The ARA reported that rental penetration, which is a measure of how much equipment deployed in the marketplace is rented, has reached 56.4%, near the pre-pandemic peak.

“More than half of the equipment that’s out there in the United States is rental equipment,” said John McClelland, Ph.D., ARA vice president for government affairs and chief economist, noting that the ARA’s Rental Penetration Index reached an all-time high of 56.7% in 2019, before dipping to 51.5% the following year due to pandemic-related challenges.

Josh Nickell, ARA vice president of equipment rental, told Rental Briefing late last year that the relationship between uncertainty and rental penetration is never a straight line.

“Any time there’s a shock to the system, like in 2008 or during Covid, we typically see a huge initial drop in rental penetration,” he explained. “Say you’re a construction company with a mixed fleet of owned and rented equipment, and suddenly, things slow down. What fleet disappears first?
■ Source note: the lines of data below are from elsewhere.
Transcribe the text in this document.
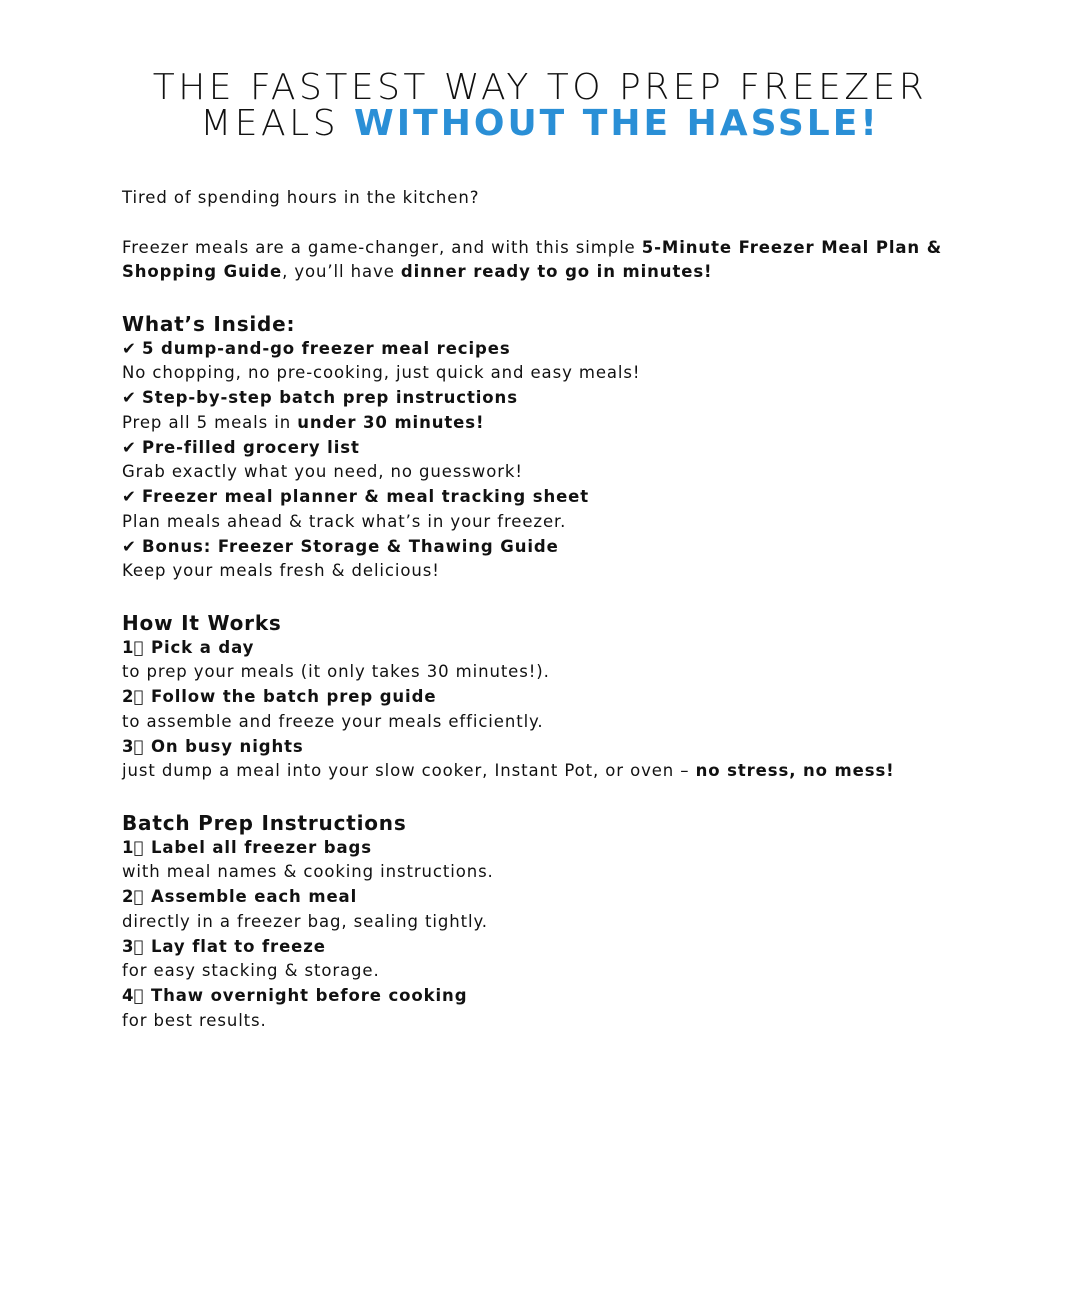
THE FASTEST WAY TO PREP FREEZER
MEALS WITHOUT THE HASSLE!

Tired of spending hours in the kitchen?

Freezer meals are a game-changer, and with this simple 5-Minute Freezer Meal Plan &

Shopping Guide, you’ll have dinner ready to go in minutes!

What’s Inside:
✔ 5 dump-and-go freezer meal recipes
No chopping, no pre-cooking, just quick and easy meals!
✔ Step-by-step batch prep instructions
Prep all 5 meals in under 30 minutes!
✔ Pre-filled grocery list
Grab exactly what you need, no guesswork!
✔ Freezer meal planner & meal tracking sheet
Plan meals ahead & track what’s in your freezer.
✔ Bonus: Freezer Storage & Thawing Guide
Keep your meals fresh & delicious!
How It Works
1⃣ Pick a day
to prep your meals (it only takes 30 minutes!).
2⃣ Follow the batch prep guide
to assemble and freeze your meals efficiently.
3⃣ On busy nights
just dump a meal into your slow cooker, Instant Pot, or oven – no stress, no mess!
Batch Prep Instructions
1⃣ Label all freezer bags
with meal names & cooking instructions.
2⃣ Assemble each meal
directly in a freezer bag, sealing tightly.
3⃣ Lay flat to freeze
for easy stacking & storage.
4⃣ Thaw overnight before cooking
for best results.
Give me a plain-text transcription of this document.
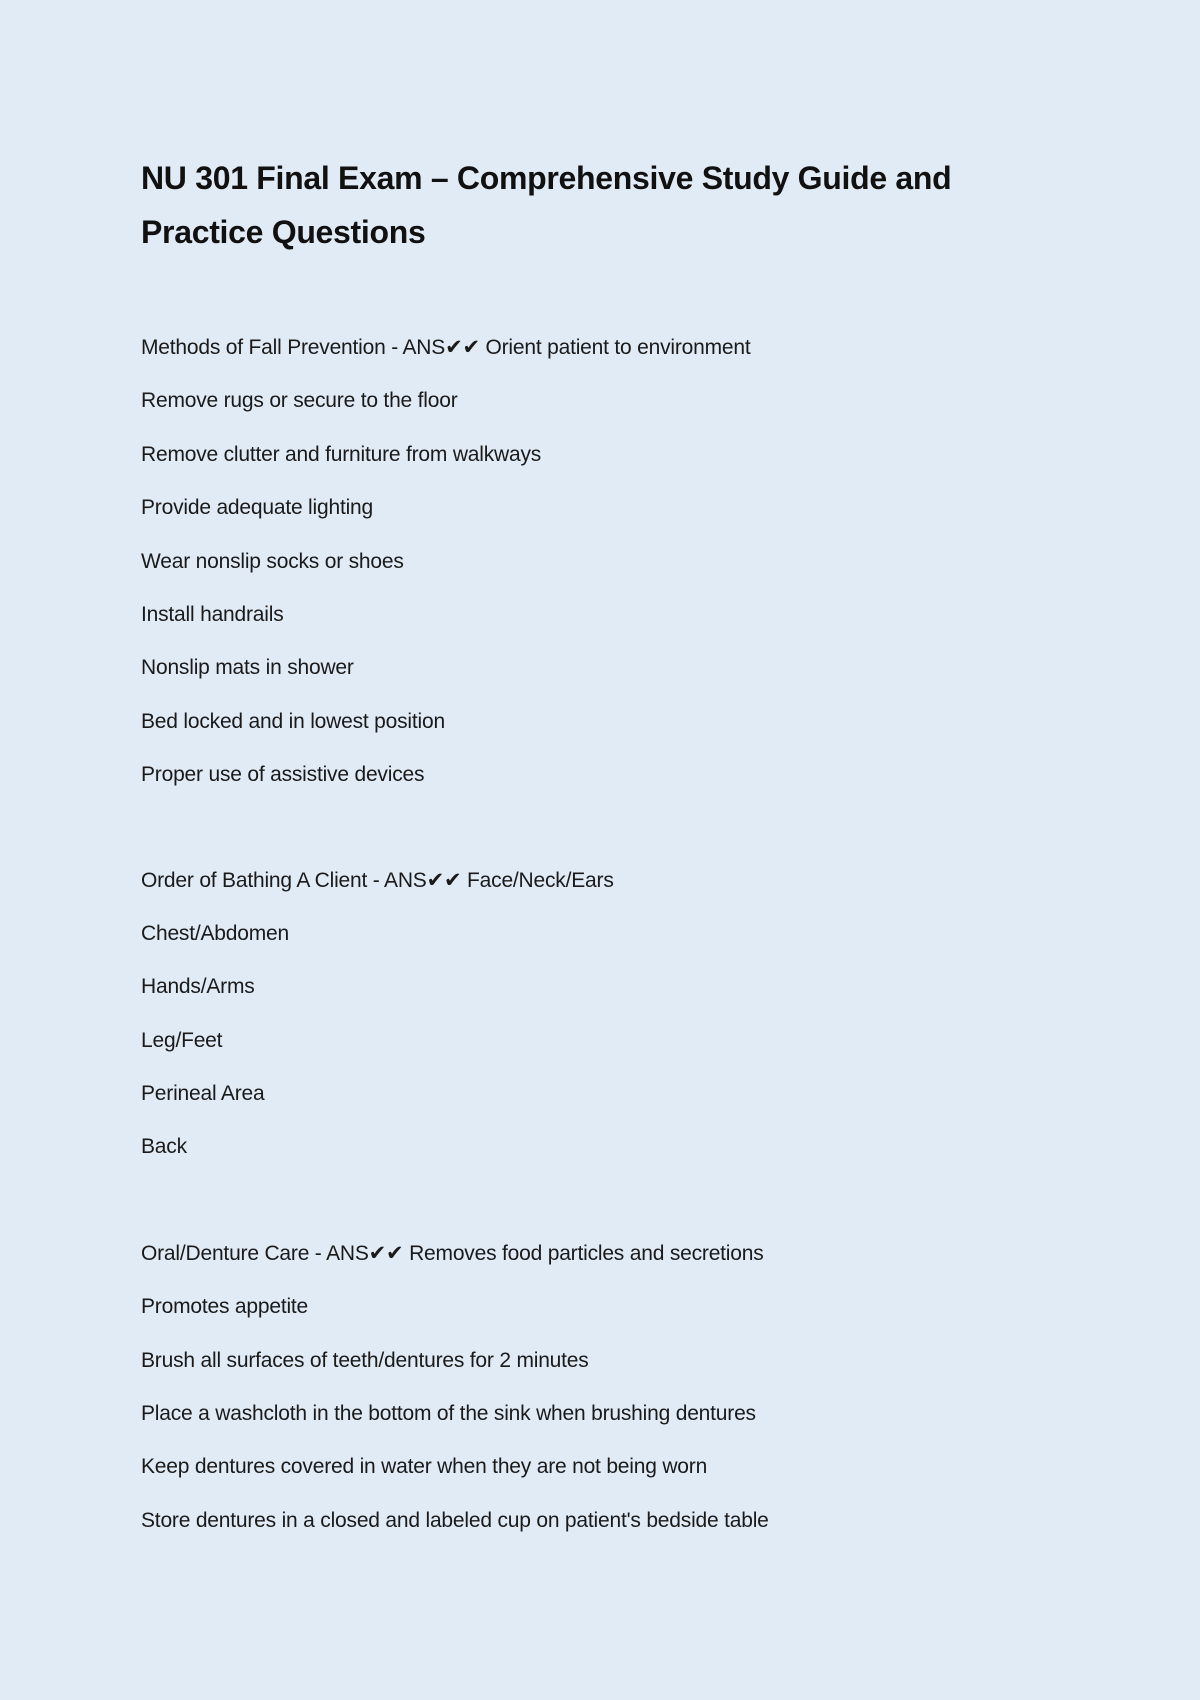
NU 301 Final Exam – Comprehensive Study Guide and Practice Questions
Methods of Fall Prevention - ANS✔✔ Orient patient to environment
Remove rugs or secure to the floor
Remove clutter and furniture from walkways
Provide adequate lighting
Wear nonslip socks or shoes
Install handrails
Nonslip mats in shower
Bed locked and in lowest position
Proper use of assistive devices
Order of Bathing A Client - ANS✔✔ Face/Neck/Ears
Chest/Abdomen
Hands/Arms
Leg/Feet
Perineal Area
Back
Oral/Denture Care - ANS✔✔ Removes food particles and secretions
Promotes appetite
Brush all surfaces of teeth/dentures for 2 minutes
Place a washcloth in the bottom of the sink when brushing dentures
Keep dentures covered in water when they are not being worn
Store dentures in a closed and labeled cup on patient's bedside table
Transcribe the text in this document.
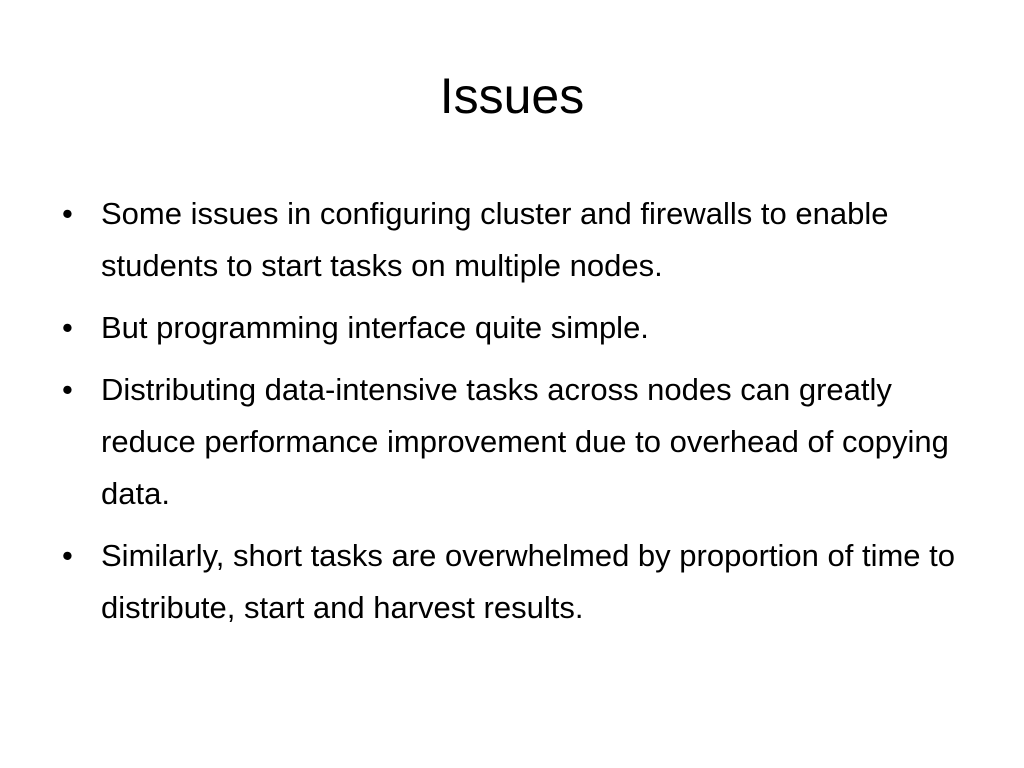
Issues
• Some issues in configuring cluster and firewalls to enable students to start tasks on multiple nodes.
• But programming interface quite simple.
• Distributing data-intensive tasks across nodes can greatly reduce performance improvement due to overhead of copying data.
• Similarly, short tasks are overwhelmed by proportion of time to distribute, start and harvest results.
“Contractors don’t sell their owned equipment immediately, they stop renting. But the next time they need equipment, they tend to rent vs. buy. Rental penetration then recovers and typically exceeds the previous drop.”

McClelland concluded, “After having that drop in 2020, we’ve gradually been coming back and this year, for all intents and purposes, we are back to pre-pandemic penetration.”

New index measures rental sentiment

To gauge how its members are performing and to get a sense of their expectations for the market, the ARA has introduced its Equipment and Event Rental Segment Index (RSI).

A diffusion index is used by various industries as a barometer. It is a measurement, based on compiled survey response data, of trends and the overall direction a particular industry is headed economically.

Thousands of rental professionals visited New Orleans, US, Feb 18-21, for the 67th edition of The ARA Show.

“We are committed to providing our members with useful research and forecasting inputs,” Doyle said. “We partnered with the industry-leading research firm to provide our membership with another tool that will assist in identifying trends in both the equipment and event segments.”

To develop these diffusion indexes, or RSIs, ARA surveys members whether they see the economic conditions for their rental segment improving or deteriorating during the upcoming quarter:

Responses indicating improving economic conditions are scored with a 100.

Responses indicating worsening economic conditions are scored with a 0.

On each RSI that pulls together members’ responses, an average score of higher than 50 indicates the market is expanding.

The most recent quarter’s Equipment RSI pegged the North American market at 60, indicating positive momentum.

McClelland says it’s important to understand that each rental segment’s RSI is an economic indicator only, not a numbers-based forecast.

“These indexes are not forecasting tools, but rather a measure of current sentiment as expressed by market participants,” McClelland said. “There is also not a direct link between levels of the index and, say, revenues. For example, a reading of 75 does not imply a 20% increase in revenues over a reading of 55. However, a reading of 75 certainly indicates a significantly stronger market sentiment than a reading of 55.”

The RSIs from ARA are developed with the assistance of S&P Global Market Intelligence, the international forecasting firm that compiles data and analysis for ARA’s Rentalytics members-only subscription service. Findings from the RSIs are presented in ARA’s quarterly economic forecasting webinars, available to Rentalytics subscribers.

ARA debuts ‘Born for This’ campaign

The ARA debuted a new campaign at the show with the hopes of cultivating a new generation of skilled workers for the industry. Titled “Born For This,” the campaign will include videos and other media designed to encourage young people to pursue a career in the trades and to consider equipment rental as a lucrative career choice. More details to come.